Seguí pinchando: si asumimos que Ted Lewis está en el ADN del noir británico, qué mejor que darse una vuelta por algunos de los eslabones posteriores de esa evolución. Primero con Derek Raymond, creador del detective sin nombre, de La Fábrica, y después con los contemporáneos (y simultáneos, aunque muy diferentes) David Peace y Jake Arnott

martes, 4 de marzo de 2014

Busco mi destino

El regreso de Driver, James Sallis

Luego de la exitosa película de Nicolas Winding Refn con Ryan Gosling, era clavado que Sallis iba a escribir la secuela de Drive. ¿Presión de los estudios? Él mismo lo ha dicho: “Me llamaron, y dije que no, que no había escrito ninguna secuela. Pero colgué el teléfono, prendí la computadora y escribí el título: Driven”. Título que encontraría curiosa traducción en El regreso de Driver.

Es cierto que Driver, aquel inolvidable conductor de riesgo, regresa en esta novela —después de todo, es una secuela—, pero como título hubiera sido mucho más apropiado mantener el original Driven (como sí se hizo en la primera parte, Drive). Porque driven, además de ser un participio, puede significar guiado, determinado. Y esa sola y precisa palabra resulta mucho más potente a la hora de describir a este hombre que parece predestinado.

Después de lo sucedido en aquella primera parte, Driver debe desaparecer.

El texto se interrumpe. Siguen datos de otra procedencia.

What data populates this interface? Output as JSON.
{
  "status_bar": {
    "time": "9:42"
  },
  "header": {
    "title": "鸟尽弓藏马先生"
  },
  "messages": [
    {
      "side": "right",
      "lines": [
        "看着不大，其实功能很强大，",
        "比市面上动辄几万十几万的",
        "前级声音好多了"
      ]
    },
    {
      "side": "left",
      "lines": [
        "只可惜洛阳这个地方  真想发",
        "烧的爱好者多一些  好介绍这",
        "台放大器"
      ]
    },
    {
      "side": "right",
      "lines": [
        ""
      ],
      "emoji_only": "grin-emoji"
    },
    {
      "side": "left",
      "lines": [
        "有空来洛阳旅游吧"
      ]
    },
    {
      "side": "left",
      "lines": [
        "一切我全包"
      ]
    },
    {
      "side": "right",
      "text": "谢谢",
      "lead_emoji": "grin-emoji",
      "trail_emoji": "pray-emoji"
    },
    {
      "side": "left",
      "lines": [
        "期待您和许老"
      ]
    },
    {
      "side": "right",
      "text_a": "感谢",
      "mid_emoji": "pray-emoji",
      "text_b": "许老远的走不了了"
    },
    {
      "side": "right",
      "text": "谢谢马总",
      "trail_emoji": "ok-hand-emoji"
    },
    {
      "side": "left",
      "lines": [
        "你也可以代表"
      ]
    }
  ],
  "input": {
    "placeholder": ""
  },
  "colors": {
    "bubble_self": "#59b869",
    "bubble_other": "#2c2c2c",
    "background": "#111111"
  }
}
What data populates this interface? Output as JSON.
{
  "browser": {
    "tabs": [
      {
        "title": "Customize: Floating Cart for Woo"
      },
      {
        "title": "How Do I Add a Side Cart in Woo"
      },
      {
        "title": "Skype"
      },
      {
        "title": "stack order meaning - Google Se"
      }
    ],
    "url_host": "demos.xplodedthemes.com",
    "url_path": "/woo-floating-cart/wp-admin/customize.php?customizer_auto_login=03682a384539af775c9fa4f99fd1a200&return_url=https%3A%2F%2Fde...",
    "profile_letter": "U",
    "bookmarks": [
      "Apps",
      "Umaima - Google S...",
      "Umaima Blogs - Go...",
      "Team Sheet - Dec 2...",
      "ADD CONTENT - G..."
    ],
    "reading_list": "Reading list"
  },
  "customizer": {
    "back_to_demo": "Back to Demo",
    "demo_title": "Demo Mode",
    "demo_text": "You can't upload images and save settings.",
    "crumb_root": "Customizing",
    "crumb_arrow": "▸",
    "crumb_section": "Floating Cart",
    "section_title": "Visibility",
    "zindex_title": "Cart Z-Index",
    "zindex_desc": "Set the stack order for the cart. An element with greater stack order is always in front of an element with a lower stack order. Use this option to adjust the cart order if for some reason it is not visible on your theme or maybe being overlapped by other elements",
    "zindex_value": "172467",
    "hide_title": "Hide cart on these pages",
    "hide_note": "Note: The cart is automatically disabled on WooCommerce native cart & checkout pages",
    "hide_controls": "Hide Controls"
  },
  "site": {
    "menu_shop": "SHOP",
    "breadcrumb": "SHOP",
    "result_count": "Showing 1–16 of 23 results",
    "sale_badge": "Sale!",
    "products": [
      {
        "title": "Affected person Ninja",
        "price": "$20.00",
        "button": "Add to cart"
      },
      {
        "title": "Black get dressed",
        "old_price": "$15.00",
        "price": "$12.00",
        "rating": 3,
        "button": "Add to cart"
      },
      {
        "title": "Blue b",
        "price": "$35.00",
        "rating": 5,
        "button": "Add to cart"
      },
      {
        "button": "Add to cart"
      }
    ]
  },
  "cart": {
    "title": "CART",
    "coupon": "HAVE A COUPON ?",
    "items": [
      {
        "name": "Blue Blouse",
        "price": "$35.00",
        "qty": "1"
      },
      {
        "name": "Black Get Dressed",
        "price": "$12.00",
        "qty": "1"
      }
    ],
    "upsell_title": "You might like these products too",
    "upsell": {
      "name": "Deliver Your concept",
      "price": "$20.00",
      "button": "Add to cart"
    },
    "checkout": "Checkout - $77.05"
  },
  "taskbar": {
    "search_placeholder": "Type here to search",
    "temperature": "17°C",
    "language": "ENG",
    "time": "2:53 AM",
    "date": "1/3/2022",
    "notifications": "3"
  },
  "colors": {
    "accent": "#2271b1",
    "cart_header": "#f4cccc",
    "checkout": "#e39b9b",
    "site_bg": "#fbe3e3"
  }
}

Siete años más tarde tiene una nueva identidad, vive en Phoenix y su novia se llama Elsa. Aunque ya no conduce para los estudios de Hollywood, ni para ninguna banda de ladrones, Driver sigue viviendo de los autos. Esto lo vamos sabiendo a medida que avanza el libro, porque lo que vemos en el comienzo es otra cosa: dos tipos atacan a Driver en un callejón. Driver los despacha en silencio, con la toda la eficiente violencia de la que, como sabemos, es capaz. Pero no puede evitar que su novia Elsa termine con una herida sangrante en el pecho. Y que se le apaguen los ojos.

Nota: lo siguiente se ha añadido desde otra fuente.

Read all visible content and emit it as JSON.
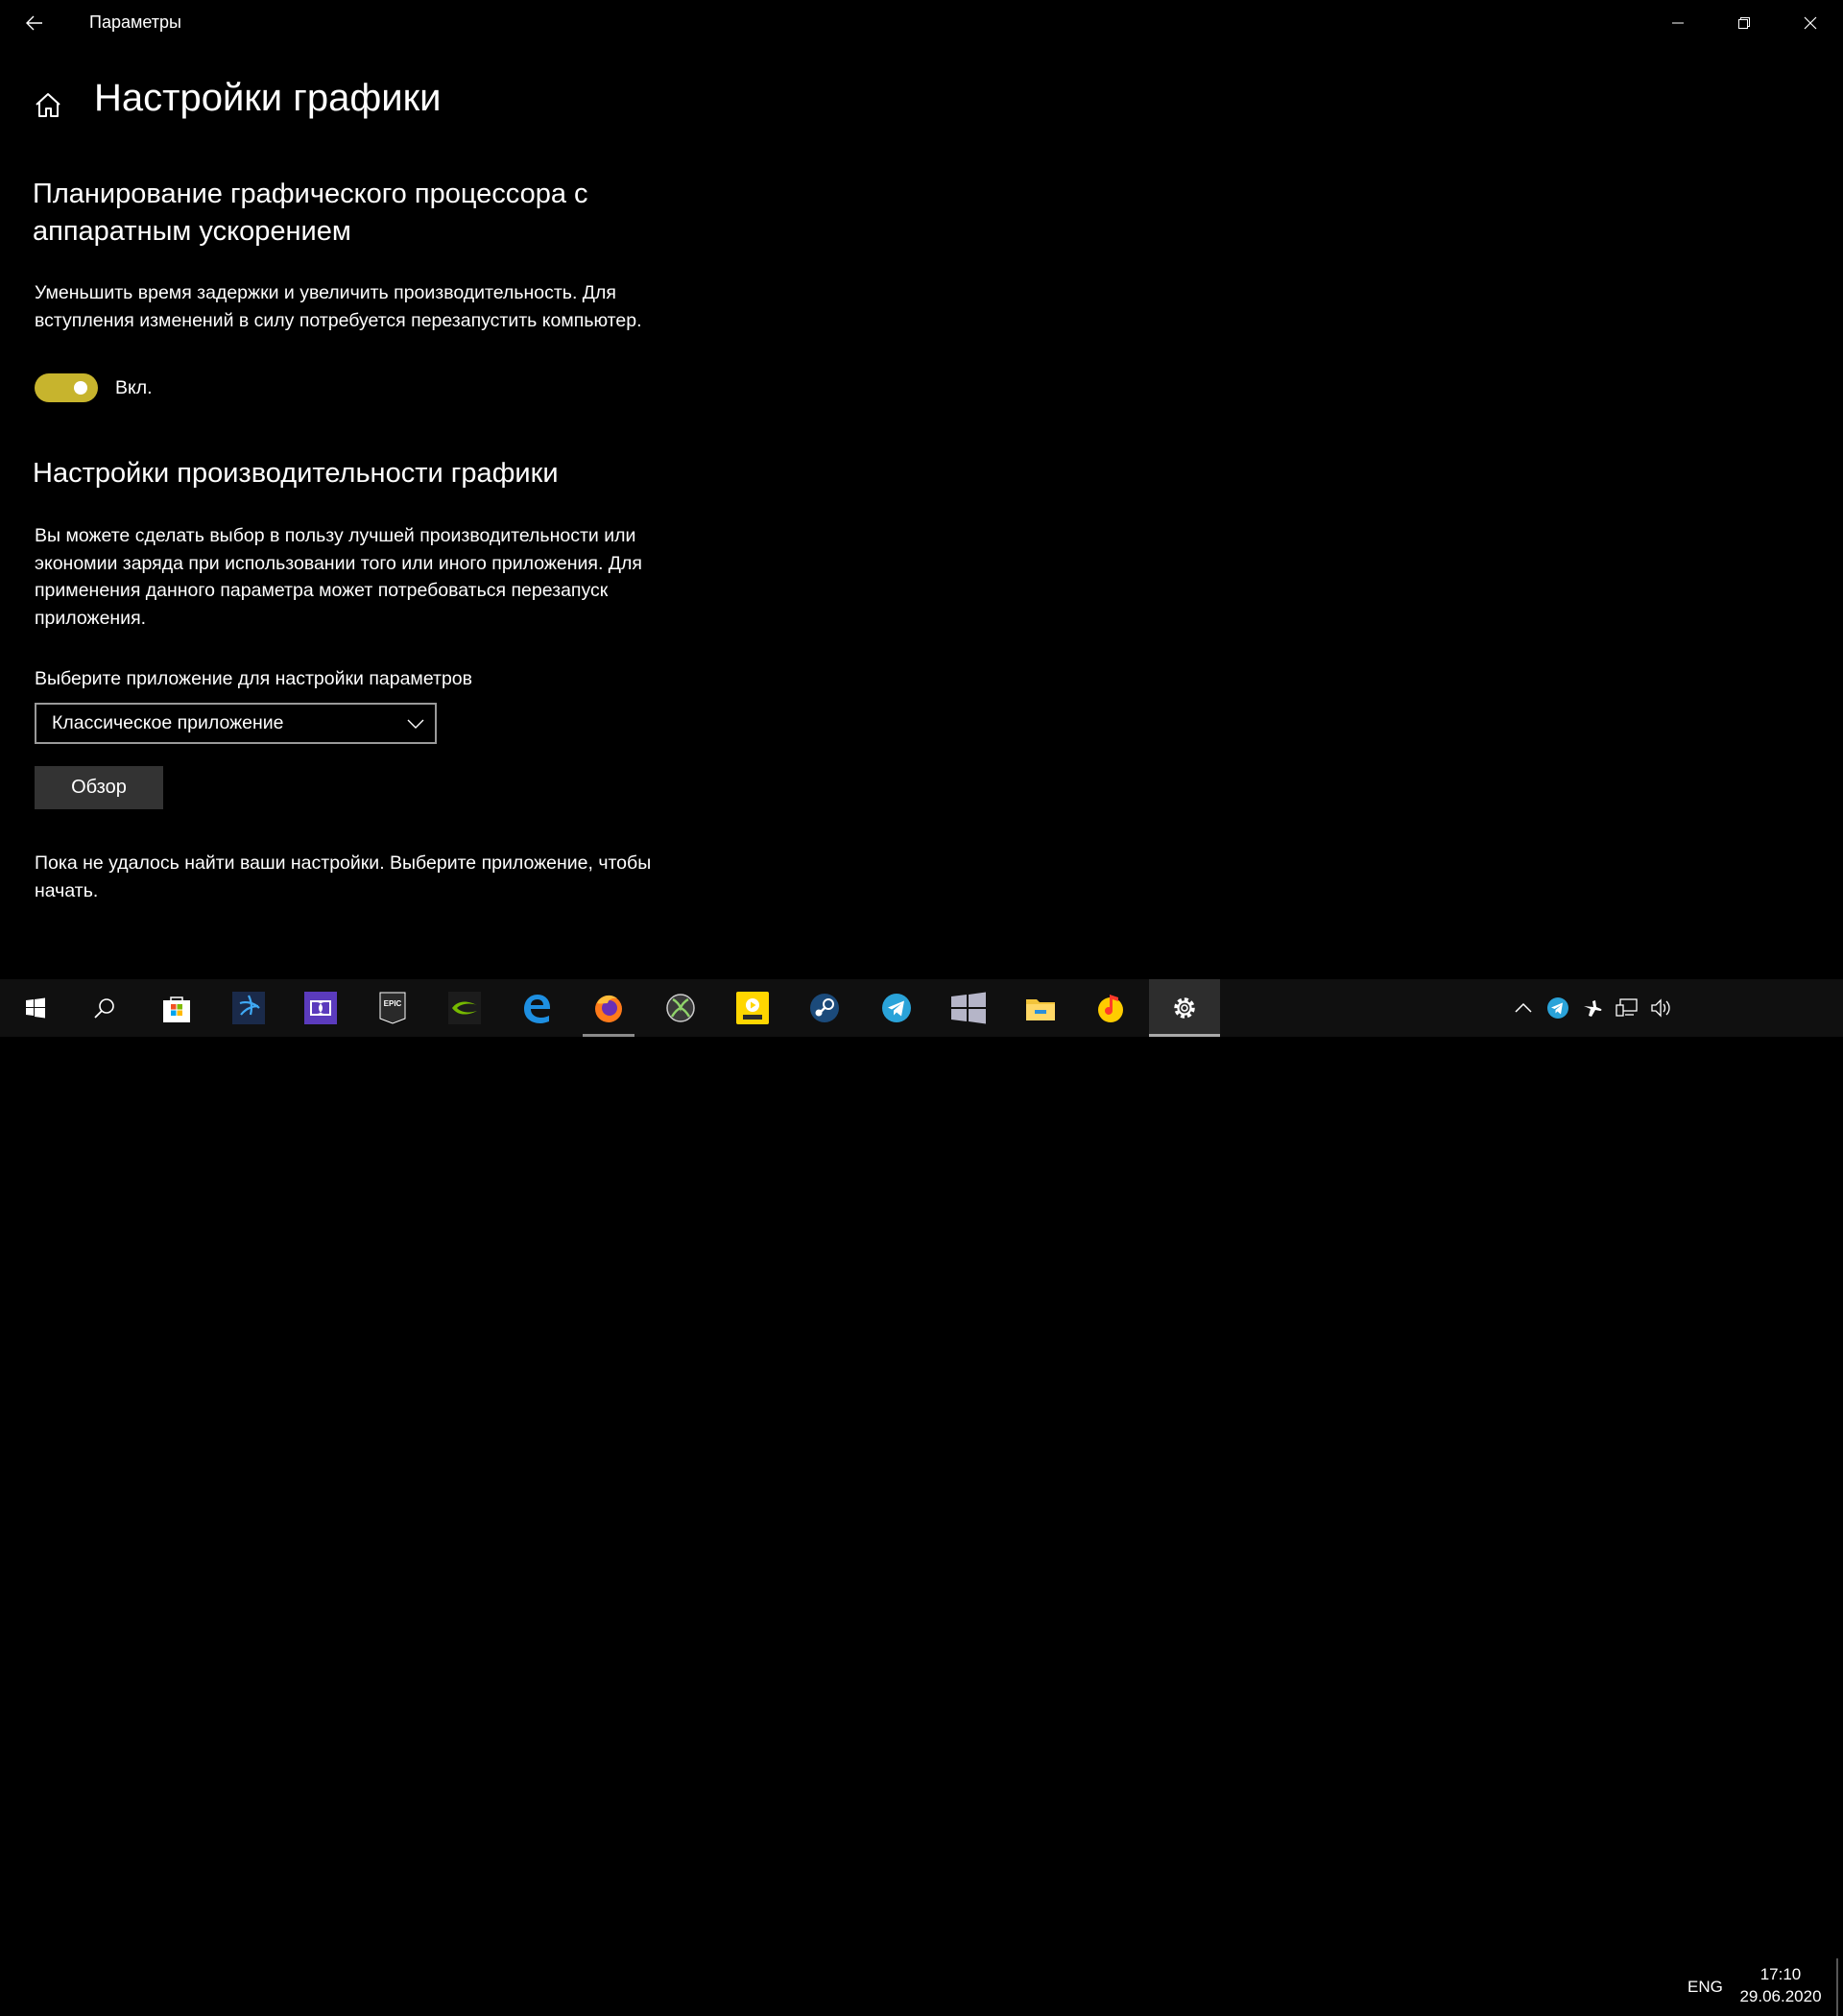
{
  "window": {
    "title": "Параметры"
  },
  "page": {
    "title": "Настройки графики"
  },
  "hw_scheduling": {
    "title": "Планирование графического процессора с аппаратным ускорением",
    "description": "Уменьшить время задержки и увеличить производительность. Для вступления изменений в силу потребуется перезапустить компьютер.",
    "toggle_state": "Вкл.",
    "toggle_on": true,
    "accent_color": "#c7b42d"
  },
  "perf": {
    "title": "Настройки производительности графики",
    "description": "Вы можете сделать выбор в пользу лучшей производительности или экономии заряда при использовании того или иного приложения. Для применения данного параметра может потребоваться перезапуск приложения.",
    "select_label": "Выберите приложение для настройки параметров",
    "app_type_selected": "Классическое приложение",
    "browse_label": "Обзор",
    "status_message": "Пока не удалось найти ваши настройки. Выберите приложение, чтобы начать."
  },
  "taskbar": {
    "apps": [
      {
        "icon": "windows-start-icon"
      },
      {
        "icon": "search-icon"
      },
      {
        "icon": "microsoft-store-icon"
      },
      {
        "icon": "battlenet-icon"
      },
      {
        "icon": "dolby-access-icon"
      },
      {
        "icon": "epic-games-icon"
      },
      {
        "icon": "nvidia-icon"
      },
      {
        "icon": "edge-icon"
      },
      {
        "icon": "firefox-icon"
      },
      {
        "icon": "xbox-icon"
      },
      {
        "icon": "player-icon"
      },
      {
        "icon": "steam-icon"
      },
      {
        "icon": "telegram-icon"
      },
      {
        "icon": "windows-icon"
      },
      {
        "icon": "file-explorer-icon"
      },
      {
        "icon": "yandex-music-icon"
      },
      {
        "icon": "settings-gear-icon"
      }
    ],
    "language": "ENG",
    "time": "17:10",
    "date": "29.06.2020"
  }
}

A partir de entonces, Driver tiene que esconderse de tipos que empiezan a seguirlo, y a aparecer por todos lados para matarlo. Se compra un Ford Fairlane y lo tunea hasta convertirlo en “algo que necesita comer carne seis veces al día”, como le dice un colega. Aún escapando, divide su tiempo en tratar de entender por qué quieren matarlo, y en buscar la manera de vengar a Elsa.

Sallis vuelve a entregar una joya en formato de novela corta (le alcanzan perfectamente sus 144 páginas). Sin llegar a tener un desarrollo lineal puro, la historia es bastante más directa que la de la primera, Drive. Hay flashbacks, pero menos. Hay elipsis, y el lector debe construir partes de la historia. Vuelven a brillar aquí los diálogos, en especial los que Driver mantiene con Manny, su amigo guionista de Hollywood. La violencia abunda, aunque parece de alguna forma contenida, sorda (hace que uno recuerde aquel contraste, aquella poética brutalidad tan bien lograda en su adaptación a la pantalla).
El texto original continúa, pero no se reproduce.